Evaluation on High-Quality Images. Next, we evaluate our method on the high-quality dataset and present the results in Fig. 6. Overall, in this case, our method is able to achieve a smaller identity gap, compared to the dataset with the background. We also show the decomposition between the texture and a low frequency component in Fig. 7. Lastly, in Fig. 8, we show that our texture enhancement pipeline allows us to render small person-specific features like wrinkles and moles on out-of-domain examples. For more qualitative examples, as well as reenactment examples with a driver of a different person, please refer to the supplementary materials.

Fig. 7.
figure 7

Detailed results on the generation process of the output image. LF denotes a low-frequency component.

Fig. 8.
figure 8

Our method can preserve a lot of details in the facial features, like the famous Marylin’s mole.

Smartphone-Based Implementation. We train our model using PyTorch  [1] and then port it to smartphones with Qualcomm Snapdragon chips. There are several frameworks which provide APIs for mobile inference on such devices. From our experiments, we measured the Snapdragon Neural Processing Engine (SNPE)  [2] to be about 1.5 times faster than PyTorch Mobile  [1] and up to two times faster than TensorFlow Lite  [3]. The medium-sized model ported to the Snapdragon 855 (Adreno 640 GPU, FP16 mode) takes 42 ms per frame, which is sufficient for real-time performance, given that the keypoint tracking is being run in parallel, e.g. on a mobile CPU.

Ablation Study. Finally, we evaluate the contribution of individual components. First, we evaluate the contribution of adaptive SPADE layers in the texture generator (by replacing them with adaptive batch normalization and per-pixel biases) and adaptive skip-connections in both generators. A model with these features removed makes up our baseline. Lastly, we evaluate the contribution of the updater network.
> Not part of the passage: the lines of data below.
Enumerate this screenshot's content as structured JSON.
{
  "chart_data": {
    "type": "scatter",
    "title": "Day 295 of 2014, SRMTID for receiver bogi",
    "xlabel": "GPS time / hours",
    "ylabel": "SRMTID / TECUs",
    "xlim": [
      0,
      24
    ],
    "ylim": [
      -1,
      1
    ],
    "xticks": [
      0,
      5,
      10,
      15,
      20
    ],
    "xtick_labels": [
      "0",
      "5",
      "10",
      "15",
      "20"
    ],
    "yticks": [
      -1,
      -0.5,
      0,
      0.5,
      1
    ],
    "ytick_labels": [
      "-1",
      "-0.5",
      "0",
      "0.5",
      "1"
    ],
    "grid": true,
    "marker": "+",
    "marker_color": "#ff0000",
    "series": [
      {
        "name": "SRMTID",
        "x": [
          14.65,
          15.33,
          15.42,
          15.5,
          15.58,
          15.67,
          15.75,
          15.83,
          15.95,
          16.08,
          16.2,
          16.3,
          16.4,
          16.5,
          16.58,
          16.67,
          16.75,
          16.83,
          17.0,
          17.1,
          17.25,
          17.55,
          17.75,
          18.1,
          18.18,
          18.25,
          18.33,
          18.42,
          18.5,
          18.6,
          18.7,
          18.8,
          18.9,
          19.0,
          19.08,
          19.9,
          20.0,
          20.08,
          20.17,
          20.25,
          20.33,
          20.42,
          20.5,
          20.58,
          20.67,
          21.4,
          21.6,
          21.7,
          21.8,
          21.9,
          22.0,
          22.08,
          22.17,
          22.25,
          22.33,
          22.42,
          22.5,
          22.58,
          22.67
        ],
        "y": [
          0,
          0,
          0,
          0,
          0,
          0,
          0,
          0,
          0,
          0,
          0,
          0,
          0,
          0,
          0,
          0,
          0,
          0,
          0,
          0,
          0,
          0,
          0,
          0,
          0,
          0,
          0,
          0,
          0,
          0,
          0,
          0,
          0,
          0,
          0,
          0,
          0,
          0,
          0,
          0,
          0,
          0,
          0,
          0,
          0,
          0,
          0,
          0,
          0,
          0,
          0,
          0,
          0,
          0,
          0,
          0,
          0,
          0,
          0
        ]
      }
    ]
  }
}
The results can be seen in Table 1 and Fig. 9. We evaluate the baseline approach only on a VoxCeleb2 dataset, while the full models with and without the updater network are evaluated on both low- and high-quality datasets. Overall, we see a significant contribution of each component with respect to all metrics, which is particularly noticeable in the high-quality scenario. In all ablation comparisons, medium-sized models were used.

Table 1. Ablation studies of our approach. We first evaluate the baseline method without AdaSPADE or adaptive skip connections. Then we add these layers, following  [36], and observe significant quality improvement. Finally, our updater network provides even more improvement across all metrics, especially noticeable in the high-quality scenario.
Fig. 9.
figure 9

Examples from the ablation study on VoxCeleb2 (first two rows) and VoxCeleb2-HQ (last two rows).

5 Conclusion

We have proposed a new neural rendering-based system that creates head avatars from a single photograph. Our approach models person appearance by decomposing it into two layers. The first layer is a pose-dependent coarse image that is synthesized by a small neural network. The second layer is defined by a pose-independent texture image that contains high-frequency details and is generated offline. During test-time it is warped and added to the coarse image to ensure high effective resolution of synthesized head views. We compare our system to analogous state-of-the-art systems in terms of visual quality and speed. The experiments show up to an order of magnitude inference speedup over previous neural head avatar models, while achieving state-of-the-art quality. We also report on a real-time smartphone-based implementation of our system.